There are some basic conventions regarding a screenplay format that have to be adhered to. To a novice, these rules may seem strange but as he begins to learn the ropes, they become an essential part of the trade. The style of formatting differs between a spec script and a shooting script. A shooting script is what the crew uses while the teleplay a movie is under production and generally follows a more stringent style of formatting. This is because a larger number of crew members are going to be using it, requiring a standard platform for understanding, utilization or making revisions if need be. Accepted styles for screenplay format may vary from one country to another.
A typical screenplay format follows certain rules governing its:
1. Slug line or scene heading
3. Name of the character
In general, the script is so structured that one page of it equates to one minute on the screen. The font used in a screenplay format is 12 point, Courier.

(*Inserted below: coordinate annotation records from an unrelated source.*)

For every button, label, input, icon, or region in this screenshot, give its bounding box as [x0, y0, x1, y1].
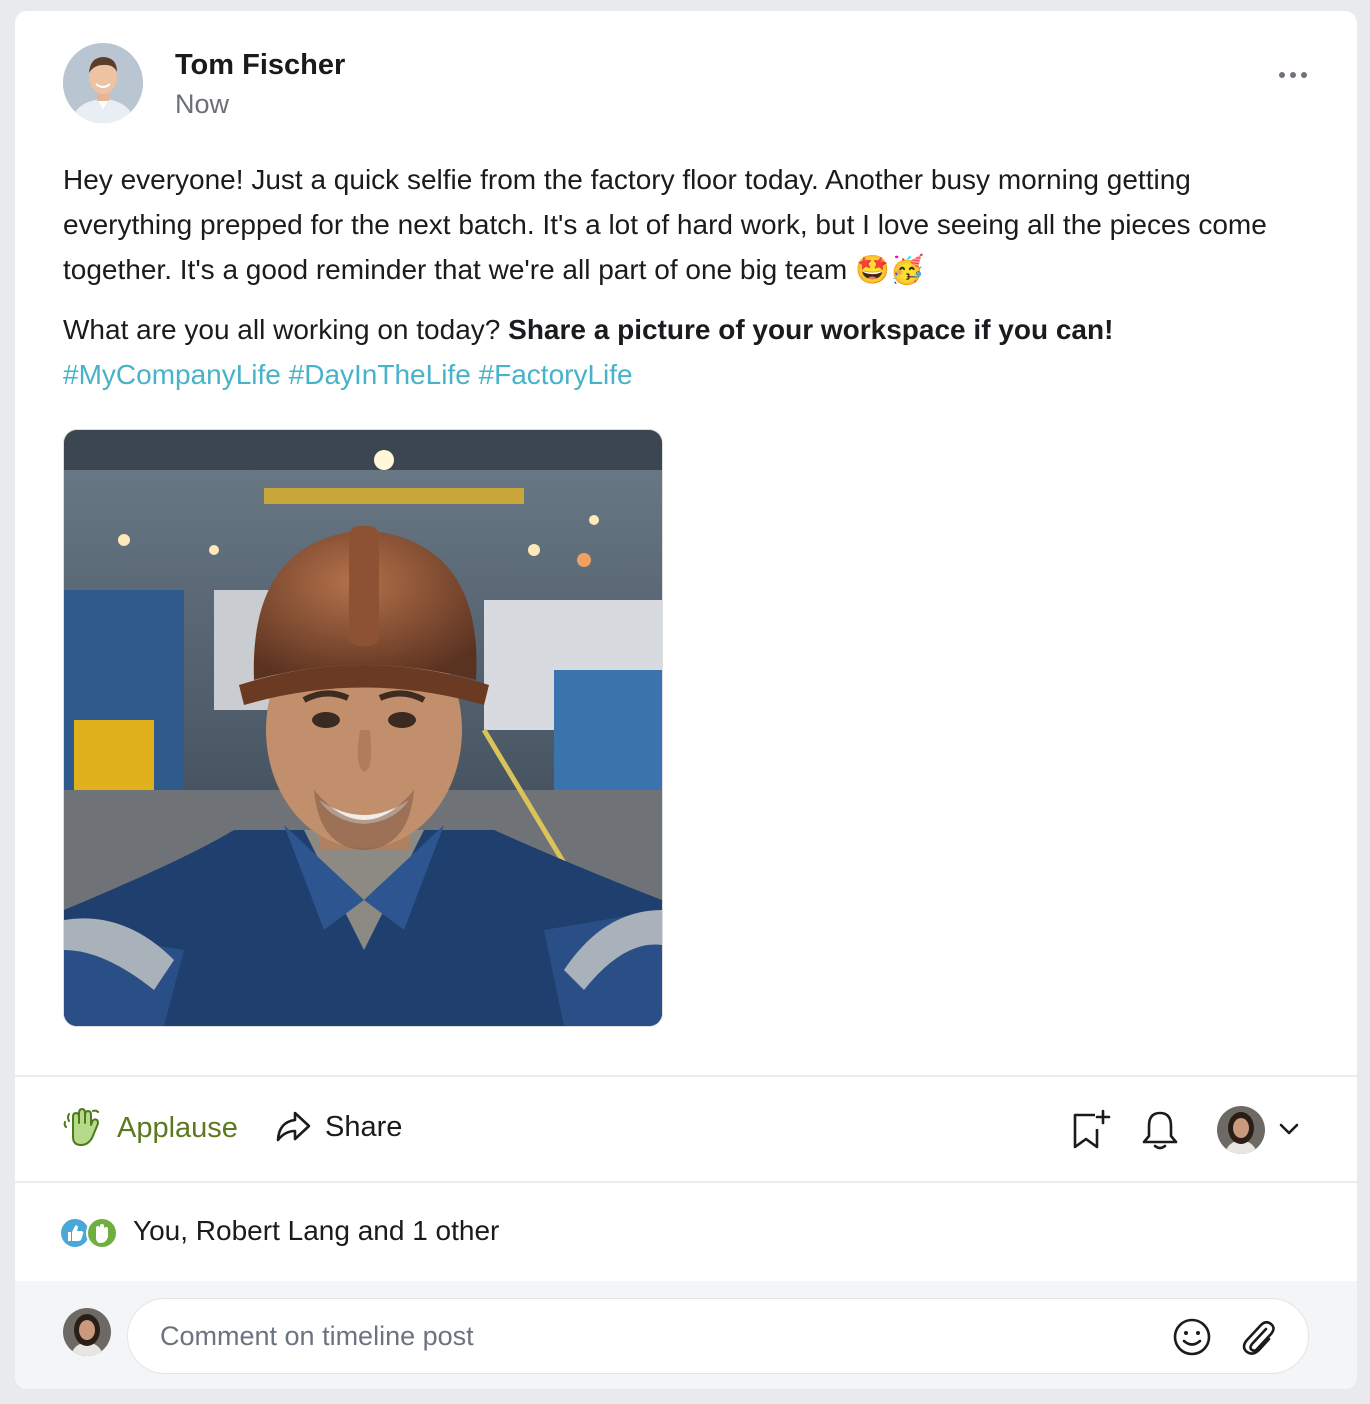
more-options-button[interactable]: [1273, 63, 1313, 87]
hashtag-list: #MyCompanyLife #DayInTheLife #FactoryLif…: [63, 352, 1313, 397]
author-avatar[interactable]: [63, 43, 143, 123]
chevron-down-icon: [1279, 1123, 1299, 1135]
reaction-icons[interactable]: [59, 1215, 121, 1251]
post-body: Hey everyone! Just a quick selfie from t…: [63, 157, 1313, 397]
hashtag-link[interactable]: #FactoryLife: [479, 359, 633, 390]
comment-box: [127, 1298, 1309, 1374]
attach-button[interactable]: [1238, 1317, 1278, 1362]
share-arrow-icon: [276, 1111, 311, 1142]
viewer-avatar[interactable]: [1217, 1106, 1265, 1154]
audience-dropdown-button[interactable]: [1277, 1119, 1301, 1144]
hashtag-link[interactable]: #DayInTheLife: [289, 359, 471, 390]
post-time: Now: [175, 89, 230, 119]
emoji-button[interactable]: [1172, 1317, 1212, 1362]
post-text: Hey everyone! Just a quick selfie from t…: [63, 164, 1267, 285]
notify-button[interactable]: [1141, 1109, 1179, 1156]
comment-area: [15, 1281, 1357, 1389]
post-question-bold: Share a picture of your workspace if you…: [508, 314, 1114, 345]
applause-label: Applause: [117, 1111, 238, 1144]
timeline-post-card: Tom Fischer Now Hey everyone! Just a qui…: [15, 11, 1357, 1389]
share-label: Share: [325, 1110, 403, 1143]
commenter-avatar: [63, 1308, 111, 1356]
reaction-summary[interactable]: You, Robert Lang and 1 other: [133, 1215, 499, 1247]
post-question: What are you all working on today? Share…: [63, 314, 1114, 345]
bell-icon: [1142, 1111, 1178, 1150]
more-horizontal-icon: [1279, 72, 1285, 78]
bookmark-add-icon: [1073, 1109, 1111, 1149]
clapping-hands-icon: [63, 1108, 99, 1146]
bookmark-add-button[interactable]: [1071, 1109, 1111, 1156]
applause-button[interactable]: Applause: [63, 1107, 238, 1149]
comment-input[interactable]: [160, 1299, 1140, 1373]
paperclip-icon: [1242, 1320, 1275, 1355]
divider: [15, 1075, 1357, 1077]
share-button[interactable]: Share: [273, 1107, 402, 1147]
smiley-icon: [1173, 1318, 1211, 1356]
divider: [15, 1181, 1357, 1183]
hashtag-link[interactable]: #MyCompanyLife: [63, 359, 281, 390]
post-photo[interactable]: [63, 429, 663, 1027]
author-name[interactable]: Tom Fischer: [175, 49, 345, 82]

Slug line – Every time the scene changes, it calls for a new slug line. A slug line includes description of whether the scene is indoors (INT.) or outdoors (EXT.), its location and time of the day. A hyphen is used to separate the location and the time.
Action – This describes what the characters do. It is always written in present tense. The pace of the action should be reflected in the selection of words.
Name and dialogue – This consists of who speaks what and how. The name of the main character is always written in capitals and is 3.7 inches from the left. Dialogues are to be placed 6 inches from the left edge of the page. Parenthesis in a screenplay format is used to tell the reader what the character is doing simultaneously as he speaks.
Cover page – In a screenplay format, the cover page should have the name of your script in caps and centrally aligned, leave double space, write “by” and your name. The size of the paper is important, being 8.5 x 11 inches always with a margin of 1.5 inches at the left and the other three of 1 inch each.
Between a character’s name and dialogue there is single spacing while double spacing is used for everything else. Never number the scenes or try to include directions for the crew members or the characters. CONT’D is used when a scene ends but the same character continues to speak or act. The covers must be left blank. The entire script is bound together with #5 ACCO brass fasteners or screw brads.